Trinity Lutheran Church of Columbia, Inc. v. Pauley is a pending case in the Supreme Court from the 8th Circuit Court of Appeals. This will be the first case that the new Supreme Court Justice Neil Gorsuch will rule on as the argument is set for April 19.
In 2012, Trinity Lutheran Church applied for a grant for the church’s preschool and daycare facility, “The Learning Center,” through the Missouri Department of Natural Resources. The Learning Center has open admissions, but its daily program includes religious teachings. Upon application, the church was informed that it could not be extended the grant because giving direct financial assistance to a church/religious organization is prohibited by Article I of the Missouri Constitution.
The Missouri Constitution reads,
“That no money shall ever be taken from the public treasury, directly or indirectly, in aid of any church, sect or denomination of religion, or in aid of any priest, preacher, minister or teacher thereof, as such; and that no preference shall be given to nor any discrimination made against any church, sect or creed of religion, or any form of religious faith or worship.”
Trinity Church filed to sue the director of natural resources, Sara Pauley, saying the denial of the grant violated First Amendment religious clauses and freedom of speech, as well as the Fourteenth Amendment’s equal protection clause. The federal district court dismissed the case saying they didn’t state a claim. In response to this, Trinity made new allegations that the state had given similar financial assistance to other religious organizations. The district court denied the claims, as did the 8th Circuit Court of Appeals. The Circuit Court stated that there is no precedent indicating that Trinity should have received the grant. Trinity Lutheran has since appealed the Supreme Court.
The Lemon Test was created as a result of Lemon v. Kurtman in 1971. Pennsylvania and Rhode Island states laws allowed for the direct financial aid of teacher salaries and educational materials to religious schools. It was held that both laws violated the establishment clause. The Lemon Test says that: 1) a law must have a secular legislative purpose; 2) a law must neither advance nor constrain religion; 3) a law can’t create and extreme entanglement between government and religion.
Using this test I would say that Article I on the Missouri Constitution passes the Lemon Test. The law does have a secular legislative purpose, which is to provide grants to secular institutions. It prohibits the advancement of any religion by not allowing any financial aid to be given to religious organizations. Additionally, the law only enhances the divide between government and religion.

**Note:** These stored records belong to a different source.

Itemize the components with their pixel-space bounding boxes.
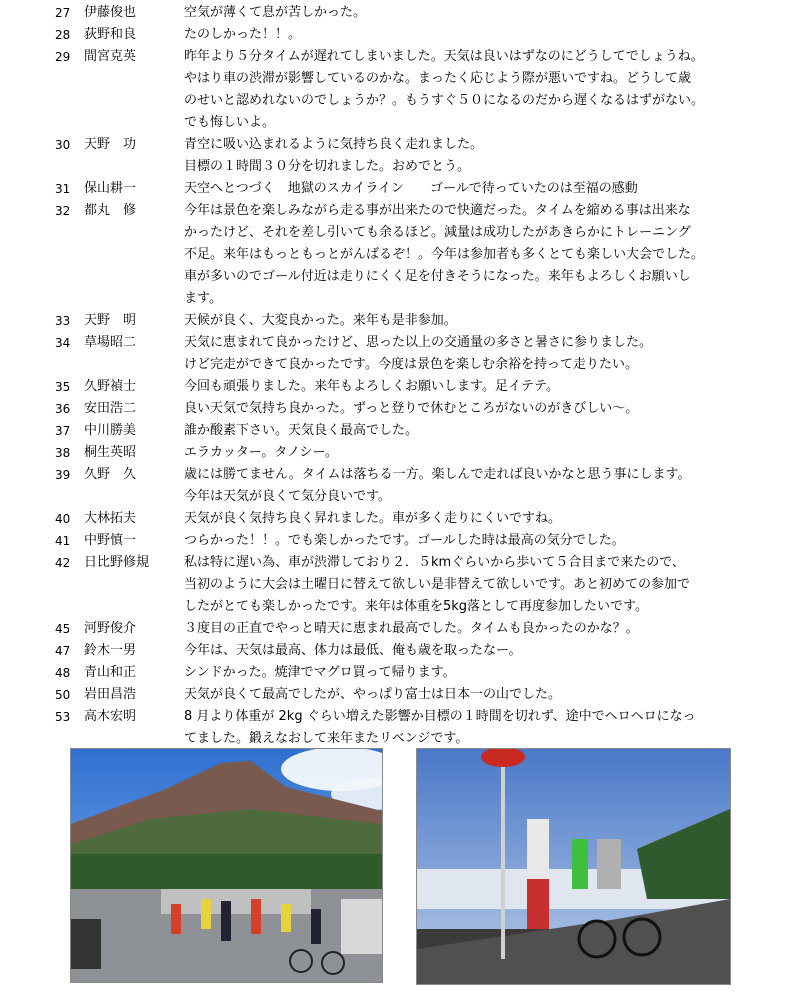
comment-row	[0, 508, 793, 530]
comment-list	[0, 2, 793, 750]
comment-row	[0, 574, 793, 596]
participant-name: 中川勝美	[84, 423, 137, 438]
entry-number: 41	[55, 534, 71, 548]
entry-number: 37	[55, 424, 71, 438]
comment-row	[0, 24, 793, 46]
comment-text: 今年は、天気は最高、体力は最低、俺も歳を取ったなー。	[184, 643, 522, 658]
mountain-crowd-photo-icon	[71, 749, 382, 982]
comment-text: 天気が良く気持ち良く昇れました。車が多く走りにくいですね。	[184, 511, 562, 526]
participant-name: 中野慎一	[84, 533, 137, 548]
participant-name: 間宮克英	[84, 49, 137, 64]
comment-row	[0, 310, 793, 332]
entry-number: 28	[55, 28, 71, 42]
comment-text: のせいと認めれないのでしょうか？。もうすぐ５０になるのだから遅くなるはずがない。	[184, 93, 705, 108]
participant-name: 桐生英昭	[84, 445, 137, 460]
comment-row	[0, 376, 793, 398]
participant-name: 草場昭二	[84, 335, 137, 350]
photo-cyclists-at-sign	[416, 748, 731, 985]
participant-name: 都丸 修	[84, 203, 137, 218]
entry-number: 39	[55, 468, 71, 482]
comment-row	[0, 530, 793, 552]
participant-name: 伊藤俊也	[84, 5, 137, 20]
comment-text: 今年は景色を楽しみながら走る事が出来たので快適だった。タイムを縮める事は出来な	[184, 203, 691, 218]
participant-name: 保山耕一	[84, 181, 137, 196]
comment-row	[0, 552, 793, 574]
participant-name: 天野 功	[84, 137, 137, 152]
comment-row	[0, 354, 793, 376]
comment-text: かったけど、それを差し引いても余るほど。減量は成功したがあきらかにトレーニング	[184, 225, 691, 240]
participant-name: 日比野修規	[84, 555, 150, 570]
comment-text: エラカッター。タノシー。	[184, 445, 338, 460]
comment-row	[0, 706, 793, 728]
comment-row	[0, 156, 793, 178]
comment-row	[0, 46, 793, 68]
entry-number: 30	[55, 138, 71, 152]
entry-number: 35	[55, 380, 71, 394]
comment-row	[0, 244, 793, 266]
participant-name: 安田浩二	[84, 401, 137, 416]
comment-text: 誰か酸素下さい。天気良く最高でした。	[184, 423, 419, 438]
entry-number: 48	[55, 666, 71, 680]
comment-row	[0, 266, 793, 288]
comment-text: ます。	[184, 291, 222, 306]
entry-number: 40	[55, 512, 71, 526]
comment-row	[0, 640, 793, 662]
entry-number: 50	[55, 688, 71, 702]
participant-name: 岩田昌浩	[84, 687, 137, 702]
comment-row	[0, 684, 793, 706]
comment-text: 目標の１時間３０分を切れました。おめでとう。	[184, 159, 471, 174]
comment-text: 車が多いのでゴール付近は走りにくく足を付きそうになった。来年もよろしくお願いし	[184, 269, 691, 284]
participant-name: 高木宏明	[84, 709, 137, 724]
comment-row	[0, 662, 793, 684]
entry-number: 42	[55, 556, 71, 570]
cyclists-at-sign-photo-icon	[417, 749, 730, 984]
comment-text: やはり車の渋滞が影響しているのかな。まったく応じよう際が悪いですね。どうして歳	[184, 71, 692, 86]
comment-row	[0, 442, 793, 464]
comment-row	[0, 200, 793, 222]
comment-row	[0, 464, 793, 486]
comment-text: ３度目の正直でやっと晴天に恵まれ最高でした。タイムも良かったのかな？。	[184, 621, 639, 636]
participant-name: 天野 明	[84, 313, 137, 328]
comment-row	[0, 398, 793, 420]
photo-mount-fuji-crowd	[70, 748, 383, 983]
comment-row	[0, 618, 793, 640]
comment-text: 天気に恵まれて良かったけど、思った以上の交通量の多さと暑さに参りました。	[184, 335, 653, 350]
comment-row	[0, 68, 793, 90]
comment-row	[0, 596, 793, 618]
entry-number: 47	[55, 644, 71, 658]
entry-number: 27	[55, 6, 71, 20]
comment-text: したがとても楽しかったです。来年は体重を5kg落として再度参加したいです。	[184, 599, 648, 614]
participant-name: 鈴木一男	[84, 643, 137, 658]
comment-row	[0, 288, 793, 310]
comment-text: 当初のように大会は土曜日に替えて欲しい是非替えて欲しいです。あと初めての参加で	[184, 577, 690, 592]
participant-name: 河野俊介	[84, 621, 137, 636]
entry-number: 29	[55, 50, 71, 64]
participant-name: 青山和正	[84, 665, 137, 680]
entry-number: 53	[55, 710, 71, 724]
comment-text: 天空へとつづく 地獄のスカイライン ゴールで待っていたのは至福の感動	[184, 181, 638, 196]
entry-number: 38	[55, 446, 71, 460]
comment-text: でも悔しいよ。	[184, 115, 276, 130]
comment-text: 私は特に遅い為、車が渋滞しており２．５kmぐらいから歩いて５合目まで来たので、	[184, 555, 685, 570]
comment-row	[0, 134, 793, 156]
comment-text: 今年は天気が良くて気分良いです。	[184, 489, 391, 504]
comment-text: 今回も頑張りました。来年もよろしくお願いします。足イテテ。	[184, 379, 560, 394]
participant-name: 大林拓夫	[84, 511, 137, 526]
comment-text: たのしかった！！。	[184, 27, 302, 42]
comment-text: てました。鍛えなおして来年またリベンジです。	[184, 731, 469, 746]
entry-number: 31	[55, 182, 71, 196]
entry-number: 45	[55, 622, 71, 636]
comment-row	[0, 90, 793, 112]
comment-row	[0, 112, 793, 134]
comment-row	[0, 2, 793, 24]
comment-text: 不足。来年はもっともっとがんばるぞ！。今年は参加者も多くとても楽しい大会でした。	[184, 247, 705, 262]
comment-text: 天候が良く、大変良かった。来年も是非参加。	[184, 313, 457, 328]
comment-row	[0, 420, 793, 442]
comment-text: 歳には勝てません。タイムは落ちる一方。楽しんで走れば良いかなと思う事にします。	[184, 467, 691, 482]
comment-row	[0, 486, 793, 508]
entry-number: 32	[55, 204, 71, 218]
participant-name: 久野 久	[84, 467, 137, 482]
comment-text: 8 月より体重が 2kg ぐらい増えた影響か目標の１時間を切れず、途中でヘロヘロになっ	[184, 709, 696, 724]
comment-text: けど完走ができて良かったです。今度は景色を楽しむ余裕を持って走りたい。	[184, 357, 638, 372]
comment-text: 青空に吸い込まれるように気持ち良く走れました。	[184, 137, 484, 152]
comment-row	[0, 332, 793, 354]
comment-text: 昨年より５分タイムが遅れてしまいました。天気は良いはずなのにどうしてでしょうね。	[184, 49, 704, 64]
comment-row	[0, 222, 793, 244]
comment-row	[0, 178, 793, 200]
comment-text: つらかった！！。でも楽しかったです。ゴールした時は最高の気分でした。	[184, 533, 625, 548]
comment-text: シンドかった。焼津でマグロ買って帰ります。	[184, 665, 456, 680]
participant-name: 久野禎士	[84, 379, 137, 394]
participant-name: 荻野和良	[84, 27, 137, 42]
entry-number: 34	[55, 336, 71, 350]
entry-number: 36	[55, 402, 71, 416]
comment-text: 天気が良くて最高でしたが、やっぱり富士は日本一の山でした。	[184, 687, 562, 702]
entry-number: 33	[55, 314, 71, 328]
comment-text: 良い天気で気持ち良かった。ずっと登りで休むところがないのがきびしい～。	[184, 401, 639, 416]
comment-text: 空気が薄くて息が苦しかった。	[184, 5, 367, 20]
comment-row	[0, 728, 793, 750]
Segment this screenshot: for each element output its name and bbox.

It will be interesting to see how the court rules on this case. While the preschool welcomes all students regardless of religion, the preschool/daycare is owned by Trinity Lutheran Church and it provides little, but some form of Christian teaching. If the state were to provide the grant, it would be sponsoring a Christian establishment, however, the school is not seeking financial assistance for religious educational materials. They were seeking the grant to replace the playground area at the school. This use of the funds has nothing to do with facilitating religious education. The decision will also be an indicator of how Gorsuch will swing the court and how the new court will rule on religion cases.